Appellant, therefore, not having in any manner invoked the Statute of Frauds as invalidating the contract, by his pleadings or otherwise in the court below, cannot now rely upon the statute in defense of the action in this court.

Where the Statute of Frauds is not properly invoked by the pleadings as a defense to the action, a verbal contract for the conveyance of land may be enforced. Such a contract, however, must contain all the elements necessary to the specific performance of an agreement in writing except the written memorandum required by the Statute of Frauds. (4 Pomeroy’s Eq. Jur. 3d ed. sec. 1409.) The contract, however, to be enforceable, must be certain and must be concluded so that it can be seen that the parties have agreed on the same terms and mutually signified their assent thereto. If what passed between them was but a treaty or negotiation, or an expectation of a contract, or an agreement between them of an honorary nature, no specific performance can be had. Weir v. Weir, 287 Ill. 495; Kane v. Hudson, 273 id. 350; Tryce v. Dittus, 199 id. 189; Wood v. Davis, 82 id. 311.

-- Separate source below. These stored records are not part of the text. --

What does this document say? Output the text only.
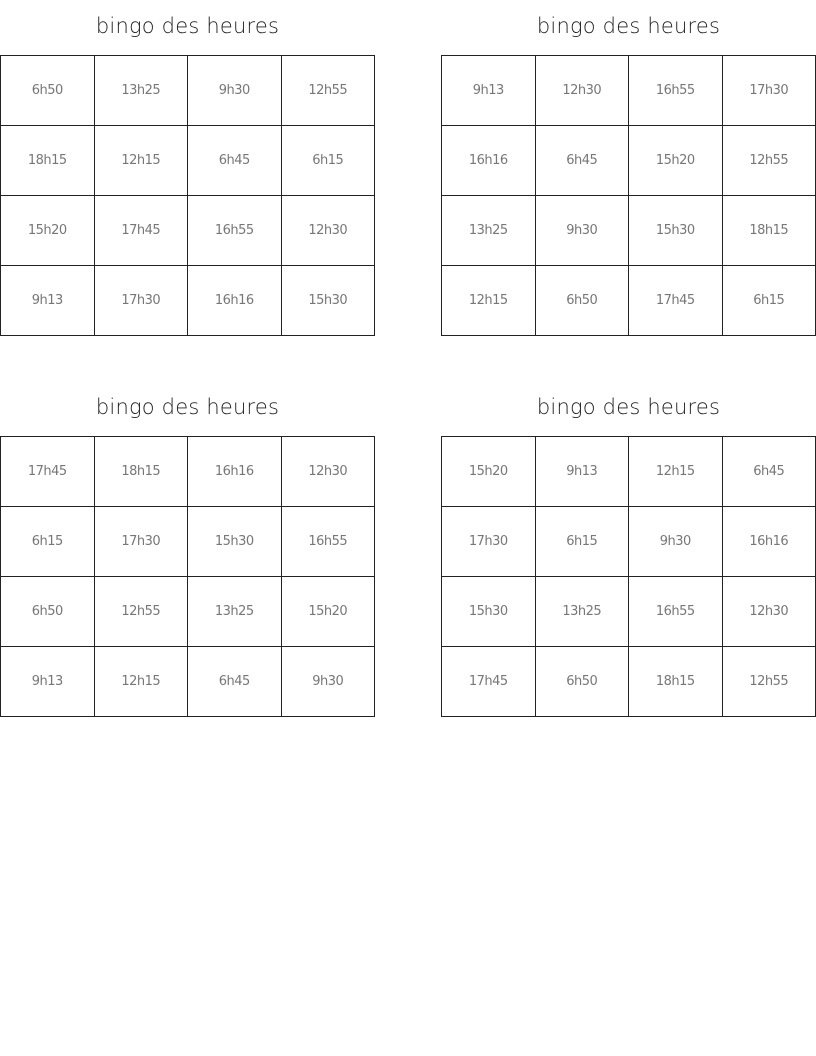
bingo des heures
6h50	13h25	9h30	12h55
18h15	12h15	6h45	6h15
15h20	17h45	16h55	12h30
9h13	17h30	16h16	15h30
bingo des heures
9h13	12h30	16h55	17h30
16h16	6h45	15h20	12h55
13h25	9h30	15h30	18h15
12h15	6h50	17h45	6h15
bingo des heures
17h45	18h15	16h16	12h30
6h15	17h30	15h30	16h55
6h50	12h55	13h25	15h20
9h13	12h15	6h45	9h30
bingo des heures
15h20	9h13	12h15	6h45
17h30	6h15	9h30	16h16
15h30	13h25	16h55	12h30
17h45	6h50	18h15	12h55
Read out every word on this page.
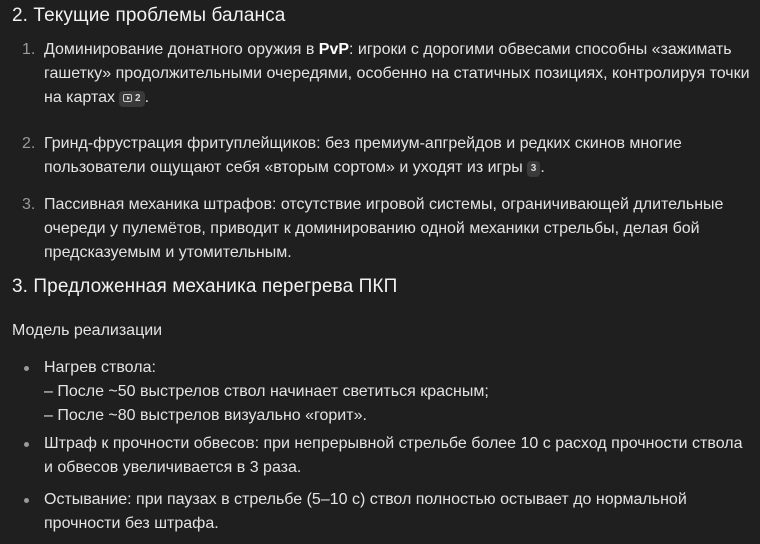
2. Текущие проблемы баланса
1. Доминирование донатного оружия в PvP: игроки с дорогими обвесами способны «зажимать гашетку» продолжительными очередями, особенно на статичных позициях, контролируя точки на картах 2 .
2. Гринд-фрустрация фритуплейщиков: без премиум-апгрейдов и редких скинов многие пользователи ощущают себя «вторым сортом» и уходят из игры 3 .
3. Пассивная механика штрафов: отсутствие игровой системы, ограничивающей длительные очереди у пулемётов, приводит к доминированию одной механики стрельбы, делая бой предсказуемым и утомительным.
3. Предложенная механика перегрева ПКП
Модель реализации
Нагрев ствола:
– После ~50 выстрелов ствол начинает светиться красным;
– После ~80 выстрелов визуально «горит».
Штраф к прочности обвесов: при непрерывной стрельбе более 10 с расход прочности ствола и обвесов увеличивается в 3 раза.
Остывание: при паузах в стрельбе (5–10 с) ствол полностью остывает до нормальной прочности без штрафа.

In determining whether or not the verbal contract relied upon in this case was completed and assented to by both parties, it is hardly necessary to consider anything in the record other than the testimony of appellee. The substance of his testimony is that he appeared at the sale shortly after the appointed time, in response to the ad. He did not reach the place of the sale, however, until after the sale began. Others were bidding on the real estate when he arrived. He testified that the auctioneer made the statement, “If you want to buy this land, get in and bid on it; this farm must be sold.” Appellee did not bid on the farm until later. After some bids were received, further bids on the land were deferred and the auctioneer then proceeded to sell the personal property which was advertised in the sale bill. The land was then put up a second time. At that time appellee testified he made the last bid of $4853. He stated that he was bidding on the 211 acres that were advertised. After appellee had made this bid the property was not knocked off or sold to him. Further bids were sought.